Arthroscopic assessment of the trapeziometacarpal joint allows direct visualization of all components of the joint including synovium, articular surfaces, ligaments, and the joint capsule. It also allows for the extent of joint pathology to be evaluated and staged with intraoperative management decisions making based on this information. I recommend this arthroscopic staging to ensure better judgment of this condition in order to provide the most adequate treatment option to patients who have this disabling condition.
Future studies assessing the clinical long-term results utilizing arthroscopy will likely ensure its place in the treatment armamentarium for trapeziometacarpal osteoarthritis.
STT Arthroscopy (Scaphotrapezial-Trapezoidal)
Arthroscopy of the STT joint was a natural offshoot to the thumb CMC joint since the former is frequently involved when advanced basal joint arthritis is present. While Cobb reported simultaneous arthroscopic management of both TM and STT joints [42], the role of arthroscopy for the STT joint is likely best suited for focal disease where a minimally invasive option is sought. Ashwood and Bain described simple arthroscopic debridement for isolated STT arthritis demonstrating 90 % good and excellent results in their small series [43]. Fontes also described simple resection of the distal pole of the scaphoid as a useful technique for painful STT arthrosis [44].
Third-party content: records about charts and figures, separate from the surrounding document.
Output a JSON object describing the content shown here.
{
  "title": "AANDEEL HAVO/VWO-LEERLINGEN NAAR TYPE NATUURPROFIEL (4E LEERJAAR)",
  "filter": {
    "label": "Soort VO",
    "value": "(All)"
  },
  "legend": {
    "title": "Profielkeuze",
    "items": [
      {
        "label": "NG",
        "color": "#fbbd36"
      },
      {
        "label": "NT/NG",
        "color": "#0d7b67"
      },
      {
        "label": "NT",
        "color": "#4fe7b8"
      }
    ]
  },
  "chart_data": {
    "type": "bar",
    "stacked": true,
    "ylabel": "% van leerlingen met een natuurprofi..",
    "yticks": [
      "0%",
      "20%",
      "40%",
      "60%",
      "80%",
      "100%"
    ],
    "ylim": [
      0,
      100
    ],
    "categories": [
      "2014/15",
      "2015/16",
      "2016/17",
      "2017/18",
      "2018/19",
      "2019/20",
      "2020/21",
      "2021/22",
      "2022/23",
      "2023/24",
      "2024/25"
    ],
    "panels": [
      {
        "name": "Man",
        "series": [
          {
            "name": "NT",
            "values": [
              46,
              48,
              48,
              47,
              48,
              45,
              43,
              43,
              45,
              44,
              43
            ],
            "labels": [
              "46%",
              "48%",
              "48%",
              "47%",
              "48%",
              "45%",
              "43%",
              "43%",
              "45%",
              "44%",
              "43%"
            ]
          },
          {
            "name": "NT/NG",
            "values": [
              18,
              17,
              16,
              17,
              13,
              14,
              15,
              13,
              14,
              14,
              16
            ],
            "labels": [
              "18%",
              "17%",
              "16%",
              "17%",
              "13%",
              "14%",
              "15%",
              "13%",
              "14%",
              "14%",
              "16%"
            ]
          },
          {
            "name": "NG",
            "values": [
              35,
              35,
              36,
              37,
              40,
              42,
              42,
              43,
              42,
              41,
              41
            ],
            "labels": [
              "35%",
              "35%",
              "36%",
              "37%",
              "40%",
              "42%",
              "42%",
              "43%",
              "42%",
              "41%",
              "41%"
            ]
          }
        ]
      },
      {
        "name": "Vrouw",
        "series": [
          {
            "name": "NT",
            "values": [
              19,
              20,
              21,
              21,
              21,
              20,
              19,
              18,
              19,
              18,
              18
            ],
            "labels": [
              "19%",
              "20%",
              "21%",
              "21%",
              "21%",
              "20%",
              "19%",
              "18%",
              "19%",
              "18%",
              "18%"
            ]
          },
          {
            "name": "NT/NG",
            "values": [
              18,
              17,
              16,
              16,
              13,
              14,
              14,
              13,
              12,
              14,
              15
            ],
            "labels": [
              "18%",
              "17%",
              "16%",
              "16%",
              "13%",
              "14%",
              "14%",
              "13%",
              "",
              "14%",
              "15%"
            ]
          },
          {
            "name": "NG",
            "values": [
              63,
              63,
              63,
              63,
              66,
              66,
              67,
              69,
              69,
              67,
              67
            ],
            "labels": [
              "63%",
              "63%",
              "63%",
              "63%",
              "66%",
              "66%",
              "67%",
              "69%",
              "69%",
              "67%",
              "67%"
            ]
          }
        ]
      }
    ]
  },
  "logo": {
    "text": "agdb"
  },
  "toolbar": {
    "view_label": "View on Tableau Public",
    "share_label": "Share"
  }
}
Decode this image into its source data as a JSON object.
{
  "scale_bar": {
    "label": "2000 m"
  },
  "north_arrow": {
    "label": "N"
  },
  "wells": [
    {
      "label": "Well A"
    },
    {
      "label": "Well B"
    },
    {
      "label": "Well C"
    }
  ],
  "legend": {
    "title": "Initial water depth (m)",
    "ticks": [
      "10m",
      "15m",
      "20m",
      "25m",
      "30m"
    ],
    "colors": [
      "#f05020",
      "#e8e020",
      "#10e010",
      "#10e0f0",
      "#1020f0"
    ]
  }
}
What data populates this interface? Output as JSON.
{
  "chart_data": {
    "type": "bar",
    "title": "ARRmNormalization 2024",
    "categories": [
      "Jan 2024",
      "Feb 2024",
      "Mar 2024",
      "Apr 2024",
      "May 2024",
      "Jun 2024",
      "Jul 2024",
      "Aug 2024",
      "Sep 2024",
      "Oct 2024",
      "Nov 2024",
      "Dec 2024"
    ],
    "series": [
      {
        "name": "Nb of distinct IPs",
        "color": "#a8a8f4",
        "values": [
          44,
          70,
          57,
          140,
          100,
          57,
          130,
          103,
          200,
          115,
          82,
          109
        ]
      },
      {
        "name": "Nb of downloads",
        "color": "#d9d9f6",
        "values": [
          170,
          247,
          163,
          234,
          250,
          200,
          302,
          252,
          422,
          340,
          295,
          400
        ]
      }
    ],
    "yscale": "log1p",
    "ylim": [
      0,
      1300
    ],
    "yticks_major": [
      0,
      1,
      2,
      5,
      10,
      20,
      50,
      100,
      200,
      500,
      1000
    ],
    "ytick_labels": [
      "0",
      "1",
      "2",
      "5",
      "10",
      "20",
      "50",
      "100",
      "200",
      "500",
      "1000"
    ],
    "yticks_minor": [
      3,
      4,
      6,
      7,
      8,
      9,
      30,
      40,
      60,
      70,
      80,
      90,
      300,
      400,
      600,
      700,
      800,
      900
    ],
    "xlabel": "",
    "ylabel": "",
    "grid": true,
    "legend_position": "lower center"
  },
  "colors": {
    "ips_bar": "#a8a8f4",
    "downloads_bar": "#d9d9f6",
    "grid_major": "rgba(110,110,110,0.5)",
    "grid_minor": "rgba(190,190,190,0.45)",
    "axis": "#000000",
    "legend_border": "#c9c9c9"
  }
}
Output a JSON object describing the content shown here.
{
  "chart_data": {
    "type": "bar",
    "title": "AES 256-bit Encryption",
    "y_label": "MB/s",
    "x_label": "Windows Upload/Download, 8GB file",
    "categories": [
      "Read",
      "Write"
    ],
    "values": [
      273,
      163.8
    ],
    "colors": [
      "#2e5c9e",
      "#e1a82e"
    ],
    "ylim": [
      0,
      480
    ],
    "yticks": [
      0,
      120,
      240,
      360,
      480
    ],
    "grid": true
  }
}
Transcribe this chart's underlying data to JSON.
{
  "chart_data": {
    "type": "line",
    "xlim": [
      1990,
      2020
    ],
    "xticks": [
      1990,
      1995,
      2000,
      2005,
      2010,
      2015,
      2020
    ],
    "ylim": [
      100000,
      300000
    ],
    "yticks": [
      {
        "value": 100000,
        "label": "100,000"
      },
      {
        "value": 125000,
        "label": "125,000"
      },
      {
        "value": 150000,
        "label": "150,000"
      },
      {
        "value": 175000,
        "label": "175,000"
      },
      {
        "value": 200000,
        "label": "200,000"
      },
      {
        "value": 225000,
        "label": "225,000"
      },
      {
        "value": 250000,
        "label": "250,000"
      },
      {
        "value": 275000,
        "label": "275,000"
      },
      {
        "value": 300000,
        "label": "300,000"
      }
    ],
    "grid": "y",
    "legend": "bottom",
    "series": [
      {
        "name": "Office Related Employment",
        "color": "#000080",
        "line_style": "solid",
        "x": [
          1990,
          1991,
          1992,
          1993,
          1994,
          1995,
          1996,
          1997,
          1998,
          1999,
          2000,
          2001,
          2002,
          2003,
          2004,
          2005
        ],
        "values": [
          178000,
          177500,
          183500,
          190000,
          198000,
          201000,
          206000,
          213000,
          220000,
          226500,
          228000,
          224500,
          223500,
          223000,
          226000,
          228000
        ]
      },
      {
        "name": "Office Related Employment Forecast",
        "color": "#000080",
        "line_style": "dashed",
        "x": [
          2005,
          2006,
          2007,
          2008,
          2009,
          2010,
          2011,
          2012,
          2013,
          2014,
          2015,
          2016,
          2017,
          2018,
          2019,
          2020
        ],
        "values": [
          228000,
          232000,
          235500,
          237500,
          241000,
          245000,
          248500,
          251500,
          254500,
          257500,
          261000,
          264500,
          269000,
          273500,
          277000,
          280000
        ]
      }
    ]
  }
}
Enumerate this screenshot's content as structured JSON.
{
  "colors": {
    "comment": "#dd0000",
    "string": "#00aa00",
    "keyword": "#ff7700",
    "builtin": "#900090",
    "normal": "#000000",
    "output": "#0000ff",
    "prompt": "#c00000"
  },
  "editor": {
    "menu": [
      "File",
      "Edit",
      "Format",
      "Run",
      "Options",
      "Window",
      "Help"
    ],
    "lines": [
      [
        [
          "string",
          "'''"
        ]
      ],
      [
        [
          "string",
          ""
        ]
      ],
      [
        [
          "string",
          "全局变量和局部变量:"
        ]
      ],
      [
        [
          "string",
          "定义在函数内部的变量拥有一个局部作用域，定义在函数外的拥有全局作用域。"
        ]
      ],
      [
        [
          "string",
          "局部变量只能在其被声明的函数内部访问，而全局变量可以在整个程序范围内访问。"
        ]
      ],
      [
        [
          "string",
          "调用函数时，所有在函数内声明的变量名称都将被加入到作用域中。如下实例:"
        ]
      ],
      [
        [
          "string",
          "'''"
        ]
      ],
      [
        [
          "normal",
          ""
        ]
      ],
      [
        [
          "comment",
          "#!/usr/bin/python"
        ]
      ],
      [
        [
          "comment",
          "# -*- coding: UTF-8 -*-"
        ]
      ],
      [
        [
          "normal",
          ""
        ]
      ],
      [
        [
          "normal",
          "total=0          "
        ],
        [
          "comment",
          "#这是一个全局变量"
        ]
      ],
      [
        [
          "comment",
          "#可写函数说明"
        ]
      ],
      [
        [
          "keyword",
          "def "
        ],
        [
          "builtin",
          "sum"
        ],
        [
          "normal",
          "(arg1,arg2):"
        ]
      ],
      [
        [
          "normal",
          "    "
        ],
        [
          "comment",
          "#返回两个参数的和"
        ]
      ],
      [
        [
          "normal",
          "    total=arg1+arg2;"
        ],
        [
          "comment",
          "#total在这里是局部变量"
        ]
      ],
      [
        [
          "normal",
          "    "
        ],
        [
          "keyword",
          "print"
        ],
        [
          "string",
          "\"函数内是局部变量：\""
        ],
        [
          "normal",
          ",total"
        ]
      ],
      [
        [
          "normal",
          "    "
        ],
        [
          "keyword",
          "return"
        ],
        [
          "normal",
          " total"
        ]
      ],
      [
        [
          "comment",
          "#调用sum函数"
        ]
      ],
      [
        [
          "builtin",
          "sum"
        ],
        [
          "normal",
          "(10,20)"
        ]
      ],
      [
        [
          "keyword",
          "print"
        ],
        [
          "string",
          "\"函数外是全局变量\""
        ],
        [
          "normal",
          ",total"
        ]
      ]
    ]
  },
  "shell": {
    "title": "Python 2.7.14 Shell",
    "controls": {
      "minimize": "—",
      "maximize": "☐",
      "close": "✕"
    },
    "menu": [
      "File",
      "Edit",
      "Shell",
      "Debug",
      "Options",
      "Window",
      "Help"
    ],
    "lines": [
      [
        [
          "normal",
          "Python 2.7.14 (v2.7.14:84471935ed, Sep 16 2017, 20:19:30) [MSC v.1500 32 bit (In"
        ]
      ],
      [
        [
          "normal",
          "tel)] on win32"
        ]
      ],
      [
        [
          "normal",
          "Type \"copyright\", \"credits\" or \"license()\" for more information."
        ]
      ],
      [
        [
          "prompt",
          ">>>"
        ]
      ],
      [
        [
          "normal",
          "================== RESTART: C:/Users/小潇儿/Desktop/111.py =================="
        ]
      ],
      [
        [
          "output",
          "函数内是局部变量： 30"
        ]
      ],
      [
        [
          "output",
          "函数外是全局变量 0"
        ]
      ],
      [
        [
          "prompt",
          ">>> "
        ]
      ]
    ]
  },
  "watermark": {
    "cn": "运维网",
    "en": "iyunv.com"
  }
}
The technique is relatively simple since instability is not an issue and the goal is to increase the joint space and avoid painful impingement. The joint is localized by ascending the scaphoid from the radial midcarpal portal, followed by creating a working portal that can be volar [44] or more recently, a radial portal has been described by Carro et al. [45]. Simple debridement is done using a 2.0 mm full radius shaver and then limited resection of the distal pole of the scaphoid is performed using burr (Fig. 27.9). The joint space is markedly widened but one must be careful to not resect the critical volar ST ligaments, one advantage of this procedure as opposed to open techniques.
Fig. 27.9
Arthroscopic view of the thumb MCP joint illustrating how a hook probe can derotate an avulsed bony gamekeeper fragment, obviating the need for joint arthrotomy to reduce
Minimal post-op immobilization is another surgical advantage of this methodology, and pain relief is generally excellent assuming patient selection was properly performed.
A long-term study is necessary to determine the late outcomes and secure the role of STT arthroscopy amongst the various techniques used for treatment of this common arthritic malady.
Metacarpophalangeal Arthroscopy
While arthroscopy of the metacarpophalangeal joints of the hand was first described almost three decades ago, the clinical utility and indications remain poorly understood. Many orthopedic surgeons are unfamiliar with this possibility, hence unable to offer it to their patients as an option. Furthermore, hand surgeons rarely utilize this technology despite the fact that both acute injury and chronic pain are commonly found in the MCP joint, thumb, and digits alike. It seems that minimal exposure within the literature as well little hands on training has contributed to the underutilization of what is a very useful technique to manage certain pathology in the hand.